Brassica oleracea var. palmifolia
Lacinato kale
A productive cool-season edible Brassica (a wild-cabbage cultivar in the Acephala / non-heading group, alongside collards). Upright blue-green strap-shaped leaves with strong kitchen-garden value and ornamental texture; grown as a cool-season annual or short-lived biennial.
Brassica juncea
Mustard greens
A fast, erect cool-season annual in the mustard family (Brassicaceae), introduced to all of North America from Eurasia and grown widely as a leafy vegetable. NC State Extension describes a rapid-growing plant about 1-1.5 feet tall and wide with large (over 6 inches) leaves — lobed lower leaves and shorter-stalked upper leaves, smooth with a whitish bloom and sometimes purple veins or fully purple coloring. It does best in the cool of fall and spring and bolts in summer heat, throwing up terminal clusters of small four-petaled yellow flowers and developing a strong, spicy flavor. The leaves, seeds, flowers, and stems are all edible raw or cooked, making it a productive, peppery green for the edible garden.
Brassica napus (Napobrassica Group)
Rutabaga
A cool-weather root vegetable of the mustard family (Brassicaceae), native to Scandinavia and Finland and also called swede, Swedish turnip, or yellow turnip. NC State Extension describes a slow-growing, spreading biennial grown as an annual that forms a swollen edible root best harvested at 3-5 inches across, topped by deep blue-green, deeply lobed leaves growing close to the ground. It wants full sun, good drainage, and a steady inch of water a week — drought stress turns the root woody and bitter. Heat-intolerant, it is grown for a fall or early-winter harvest and reaches maturity in roughly 90-120 days.

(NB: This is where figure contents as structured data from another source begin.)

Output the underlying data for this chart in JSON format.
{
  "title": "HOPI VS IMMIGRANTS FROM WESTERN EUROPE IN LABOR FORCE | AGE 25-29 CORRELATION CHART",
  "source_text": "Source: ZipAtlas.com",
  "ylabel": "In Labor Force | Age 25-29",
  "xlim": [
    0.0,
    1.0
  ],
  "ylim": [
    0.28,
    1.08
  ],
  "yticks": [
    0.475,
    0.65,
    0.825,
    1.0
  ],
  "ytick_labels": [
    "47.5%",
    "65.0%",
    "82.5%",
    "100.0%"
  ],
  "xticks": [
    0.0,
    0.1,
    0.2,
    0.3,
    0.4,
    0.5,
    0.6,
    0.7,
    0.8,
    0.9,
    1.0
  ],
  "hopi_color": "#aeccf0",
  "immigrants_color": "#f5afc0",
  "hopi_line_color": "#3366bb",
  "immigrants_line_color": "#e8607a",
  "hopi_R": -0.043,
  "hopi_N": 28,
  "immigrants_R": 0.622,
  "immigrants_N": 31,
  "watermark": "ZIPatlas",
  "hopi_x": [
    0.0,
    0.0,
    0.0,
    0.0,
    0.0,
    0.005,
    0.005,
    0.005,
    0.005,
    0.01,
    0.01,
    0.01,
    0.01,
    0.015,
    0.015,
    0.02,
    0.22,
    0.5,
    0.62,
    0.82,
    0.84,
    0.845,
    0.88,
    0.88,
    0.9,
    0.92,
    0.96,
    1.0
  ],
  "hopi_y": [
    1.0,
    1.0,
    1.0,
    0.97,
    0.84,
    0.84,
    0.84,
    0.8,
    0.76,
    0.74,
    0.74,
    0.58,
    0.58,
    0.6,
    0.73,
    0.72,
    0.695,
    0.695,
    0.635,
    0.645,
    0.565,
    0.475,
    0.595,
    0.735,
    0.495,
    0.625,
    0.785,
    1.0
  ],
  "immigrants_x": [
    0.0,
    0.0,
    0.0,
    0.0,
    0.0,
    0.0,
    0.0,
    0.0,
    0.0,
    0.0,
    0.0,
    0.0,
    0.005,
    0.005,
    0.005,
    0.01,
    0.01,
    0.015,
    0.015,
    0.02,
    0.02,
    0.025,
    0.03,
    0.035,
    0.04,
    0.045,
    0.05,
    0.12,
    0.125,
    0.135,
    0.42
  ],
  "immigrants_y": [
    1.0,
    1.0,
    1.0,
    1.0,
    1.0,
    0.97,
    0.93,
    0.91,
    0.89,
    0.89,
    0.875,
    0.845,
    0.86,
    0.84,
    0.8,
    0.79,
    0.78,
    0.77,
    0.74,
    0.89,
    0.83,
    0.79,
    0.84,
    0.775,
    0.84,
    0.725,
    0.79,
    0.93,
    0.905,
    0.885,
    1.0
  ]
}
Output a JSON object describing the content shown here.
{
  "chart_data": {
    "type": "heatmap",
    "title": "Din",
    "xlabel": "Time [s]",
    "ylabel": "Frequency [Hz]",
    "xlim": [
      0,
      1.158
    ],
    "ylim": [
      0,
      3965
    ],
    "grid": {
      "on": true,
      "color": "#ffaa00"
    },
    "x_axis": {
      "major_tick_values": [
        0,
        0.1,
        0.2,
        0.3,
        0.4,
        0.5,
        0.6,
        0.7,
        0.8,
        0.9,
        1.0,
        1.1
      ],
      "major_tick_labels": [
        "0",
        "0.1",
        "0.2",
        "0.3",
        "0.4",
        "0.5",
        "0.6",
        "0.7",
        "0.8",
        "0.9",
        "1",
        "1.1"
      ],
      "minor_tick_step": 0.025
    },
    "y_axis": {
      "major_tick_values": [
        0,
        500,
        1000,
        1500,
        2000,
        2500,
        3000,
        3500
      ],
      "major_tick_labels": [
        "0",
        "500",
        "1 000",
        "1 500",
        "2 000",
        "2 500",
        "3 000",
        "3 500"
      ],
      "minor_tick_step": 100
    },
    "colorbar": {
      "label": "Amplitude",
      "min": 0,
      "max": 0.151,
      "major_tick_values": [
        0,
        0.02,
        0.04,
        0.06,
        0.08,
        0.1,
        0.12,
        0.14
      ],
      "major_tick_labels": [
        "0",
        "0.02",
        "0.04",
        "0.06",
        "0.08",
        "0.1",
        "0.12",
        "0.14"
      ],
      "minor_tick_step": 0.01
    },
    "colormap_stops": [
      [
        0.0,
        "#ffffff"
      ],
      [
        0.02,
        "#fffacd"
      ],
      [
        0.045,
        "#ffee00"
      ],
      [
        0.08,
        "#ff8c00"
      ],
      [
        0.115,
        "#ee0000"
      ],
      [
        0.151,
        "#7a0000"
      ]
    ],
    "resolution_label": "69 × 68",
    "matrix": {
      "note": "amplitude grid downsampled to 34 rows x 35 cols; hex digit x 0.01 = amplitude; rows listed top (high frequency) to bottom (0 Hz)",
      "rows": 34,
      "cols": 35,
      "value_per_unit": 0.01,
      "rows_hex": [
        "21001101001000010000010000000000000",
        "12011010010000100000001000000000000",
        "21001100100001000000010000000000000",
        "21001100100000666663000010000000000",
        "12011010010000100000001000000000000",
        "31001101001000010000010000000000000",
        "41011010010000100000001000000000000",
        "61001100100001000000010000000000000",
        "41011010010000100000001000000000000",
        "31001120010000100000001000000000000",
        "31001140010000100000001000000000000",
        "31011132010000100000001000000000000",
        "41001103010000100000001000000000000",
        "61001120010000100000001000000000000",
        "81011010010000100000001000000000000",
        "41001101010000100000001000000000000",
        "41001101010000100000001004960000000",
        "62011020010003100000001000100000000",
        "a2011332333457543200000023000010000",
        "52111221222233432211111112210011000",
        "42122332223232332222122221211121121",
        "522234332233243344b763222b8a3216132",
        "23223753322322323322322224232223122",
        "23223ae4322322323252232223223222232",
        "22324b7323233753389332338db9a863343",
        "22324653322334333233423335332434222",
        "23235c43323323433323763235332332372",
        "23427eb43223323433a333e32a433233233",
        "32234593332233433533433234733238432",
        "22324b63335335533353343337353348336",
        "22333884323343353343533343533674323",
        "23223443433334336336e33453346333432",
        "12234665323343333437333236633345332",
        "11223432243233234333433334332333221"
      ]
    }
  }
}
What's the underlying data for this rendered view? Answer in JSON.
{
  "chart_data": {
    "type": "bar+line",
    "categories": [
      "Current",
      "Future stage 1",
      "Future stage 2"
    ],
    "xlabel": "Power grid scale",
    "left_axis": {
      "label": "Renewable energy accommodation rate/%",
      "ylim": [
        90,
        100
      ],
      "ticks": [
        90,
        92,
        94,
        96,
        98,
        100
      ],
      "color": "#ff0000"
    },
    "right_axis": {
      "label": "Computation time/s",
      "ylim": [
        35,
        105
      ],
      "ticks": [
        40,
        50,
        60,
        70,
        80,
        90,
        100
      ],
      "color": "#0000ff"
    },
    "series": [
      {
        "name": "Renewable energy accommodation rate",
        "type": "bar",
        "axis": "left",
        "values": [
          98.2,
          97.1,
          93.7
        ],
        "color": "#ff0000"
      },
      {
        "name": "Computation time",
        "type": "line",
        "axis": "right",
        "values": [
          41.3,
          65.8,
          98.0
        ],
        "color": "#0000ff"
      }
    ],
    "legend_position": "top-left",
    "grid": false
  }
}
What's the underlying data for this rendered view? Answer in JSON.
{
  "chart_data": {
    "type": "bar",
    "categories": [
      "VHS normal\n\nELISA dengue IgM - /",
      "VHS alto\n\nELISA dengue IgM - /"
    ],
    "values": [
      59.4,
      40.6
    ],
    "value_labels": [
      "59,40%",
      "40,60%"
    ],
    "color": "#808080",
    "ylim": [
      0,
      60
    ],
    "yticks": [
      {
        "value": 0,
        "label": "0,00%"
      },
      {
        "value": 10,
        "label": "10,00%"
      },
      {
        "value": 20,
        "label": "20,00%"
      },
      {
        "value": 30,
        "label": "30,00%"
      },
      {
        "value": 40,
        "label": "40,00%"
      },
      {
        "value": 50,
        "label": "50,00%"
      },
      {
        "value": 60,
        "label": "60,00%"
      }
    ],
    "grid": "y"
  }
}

Brassica rapa (Rapifera Group)
Turnip
A fast, cool-season root vegetable grown for both its swollen storage root and its peppery greens. The familiar form is a round white globe with a purple-to-magenta shoulder where the crown meets sun and air, tapering to a slender taproot below a rosette of bristly green leaves. Best harvested young — two inches or less across — because flavor turns sharply more pungent as the root enlarges and as growing conditions dry out.